As much as I love for these thoughts to go away, part of them still remain. I wonder if they will always remain. I had a crush on someone, but it turned to an obsession. I would stay up to watch his movies, no matter how bad they are. I was afraid that once the obsession is gone, I would go back to it. I have learned that acceptance and not wishing they would go away is the key. Wishing they would go away is hard work and actually a waste of time. As much as I hate avoidance, I used to think that it would serve a purpose. However, it was a negative purpose. Avoidance means to me that my "idol" is the OCD.
I realize and this was hard, that there are a lot of things in this world that is fake, but even though the thoughts are real, and that is hard to realize sometimes, the contents of them are a lie. Sometimes thoughts are based in reality, but expanded so to speak. Other times the thoughts are actually extensions and exaggerations of fictional (and sometimes) real situations. That is what I have learned.
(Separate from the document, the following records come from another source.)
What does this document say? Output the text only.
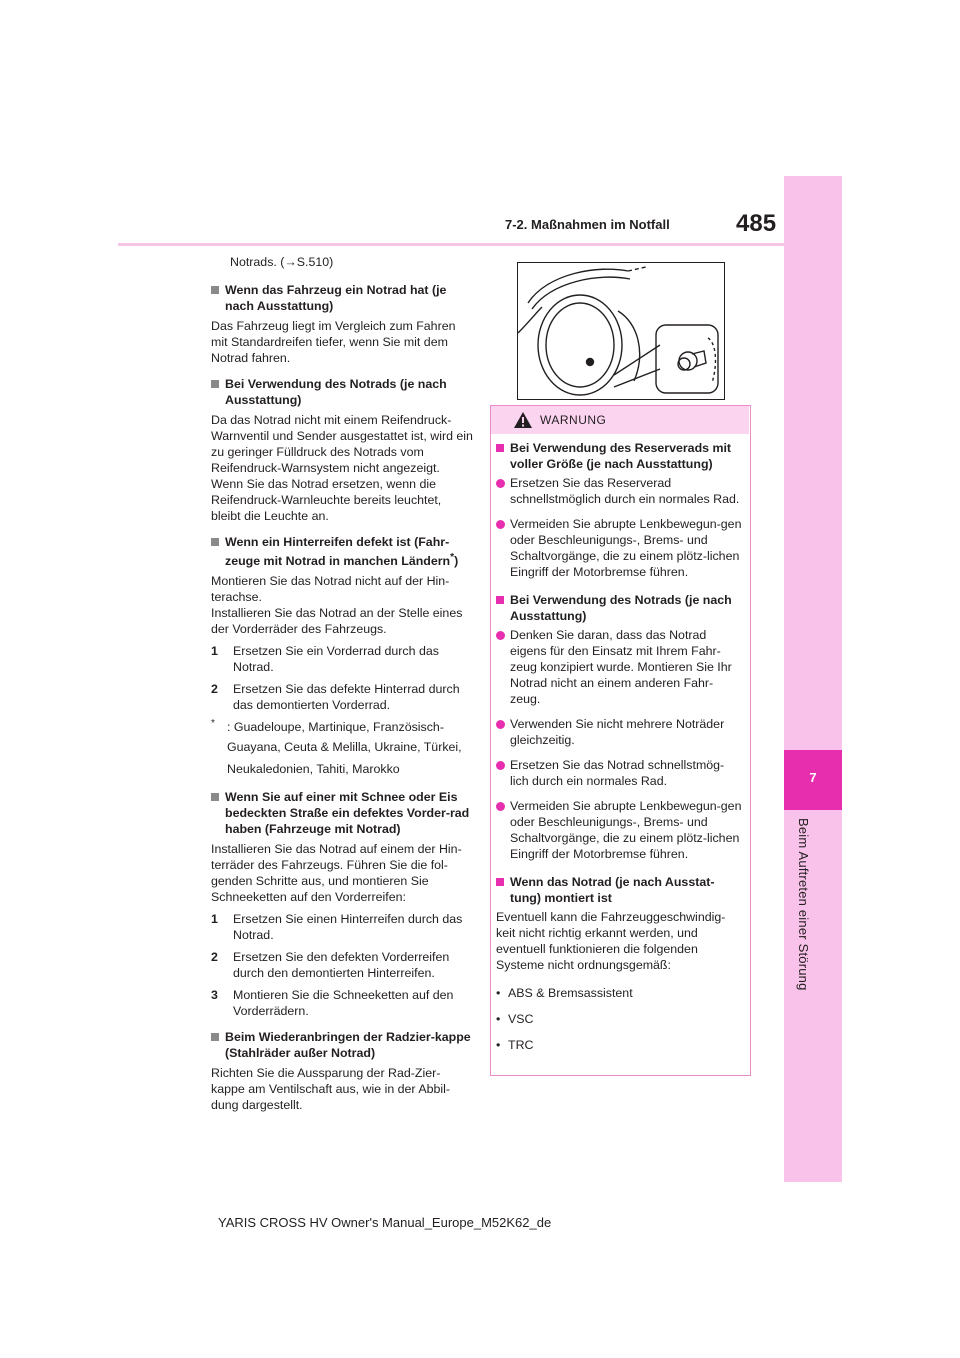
7-2. Maßnahmen im Notfall	485
7
Beim Auftreten einer Störung

Notrads. (→S.510)

Wenn das Fahrzeug ein Notrad hat (je nach Ausstattung)

Das Fahrzeug liegt im Vergleich zum Fahren mit Standardreifen tiefer, wenn Sie mit dem Notrad fahren.

Bei Verwendung des Notrads (je nach Ausstattung)

Da das Notrad nicht mit einem Reifendruck-Warnventil und Sender ausgestattet ist, wird ein zu geringer Fülldruck des Notrads vom Reifendruck-Warnsystem nicht angezeigt. Wenn Sie das Notrad ersetzen, wenn die Reifendruck-Warnleuchte bereits leuchtet, bleibt die Leuchte an.

Wenn ein Hinterreifen defekt ist (Fahr-zeuge mit Notrad in manchen Ländern*)

Montieren Sie das Notrad nicht auf der Hin-terachse.

Installieren Sie das Notrad an der Stelle eines der Vorderräder des Fahrzeugs.

1 Ersetzen Sie ein Vorderrad durch das Notrad.
2 Ersetzen Sie das defekte Hinterrad durch das demontierten Vorderrad.
* : Guadeloupe, Martinique, Französisch-
Guayana, Ceuta & Melilla, Ukraine, Türkei,
Neukaledonien, Tahiti, Marokko
Wenn Sie auf einer mit Schnee oder Eis bedeckten Straße ein defektes Vorder-rad haben (Fahrzeuge mit Notrad)

Installieren Sie das Notrad auf einem der Hin-terräder des Fahrzeugs. Führen Sie die fol-genden Schritte aus, und montieren Sie Schneeketten auf den Vorderreifen:

1 Ersetzen Sie einen Hinterreifen durch das Notrad.
2 Ersetzen Sie den defekten Vorderreifen durch den demontierten Hinterreifen.
3 Montieren Sie die Schneeketten auf den Vorderrädern.
Beim Wiederanbringen der Radzier-kappe (Stahlräder außer Notrad)

Richten Sie die Aussparung der Rad-Zier-kappe am Ventilschaft aus, wie in der Abbil-dung dargestellt.

WARNUNG
Bei Verwendung des Reserverads mit voller Größe (je nach Ausstattung)
Ersetzen Sie das Reserverad schnellstmöglich durch ein normales Rad.
Vermeiden Sie abrupte Lenkbewegun-gen oder Beschleunigungs-, Brems- und Schaltvorgänge, die zu einem plötz-lichen Eingriff der Motorbremse führen.
Bei Verwendung des Notrads (je nach Ausstattung)
Denken Sie daran, dass das Notrad eigens für den Einsatz mit Ihrem Fahr-zeug konzipiert wurde. Montieren Sie Ihr Notrad nicht an einem anderen Fahr-zeug.
Verwenden Sie nicht mehrere Noträder gleichzeitig.
Ersetzen Sie das Notrad schnellstmög-lich durch ein normales Rad.
Vermeiden Sie abrupte Lenkbewegun-gen oder Beschleunigungs-, Brems- und Schaltvorgänge, die zu einem plötz-lichen Eingriff der Motorbremse führen.
Wenn das Notrad (je nach Ausstat-tung) montiert ist

Eventuell kann die Fahrzeuggeschwindig-keit nicht richtig erkannt werden, und eventuell funktionieren die folgenden Systeme nicht ordnungsgemäß:

• ABS & Bremsassistent
• VSC
• TRC
YARIS CROSS HV Owner's Manual_Europe_M52K62_de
The truth is, it is hard and I have to work hard at it. I know this for real, but I had to realize that no one can truly hide from what is real. I knew the answers, but I struggled, and struggled, and struggled. I had no hope except for acceptance. How do I do that? By embracing the fact that I will, except by the healing power of Jesus Christ, that I will always have them, but they don't have to be an "idol" that will rule my life. That is why the thoughts have weakened. It is such a great feeling but it can be scary being this free because where do I begin now that I am free. But I have to realize that freedom is great and that there are many things that one can do while they are free. By the way, I would never want to turn back.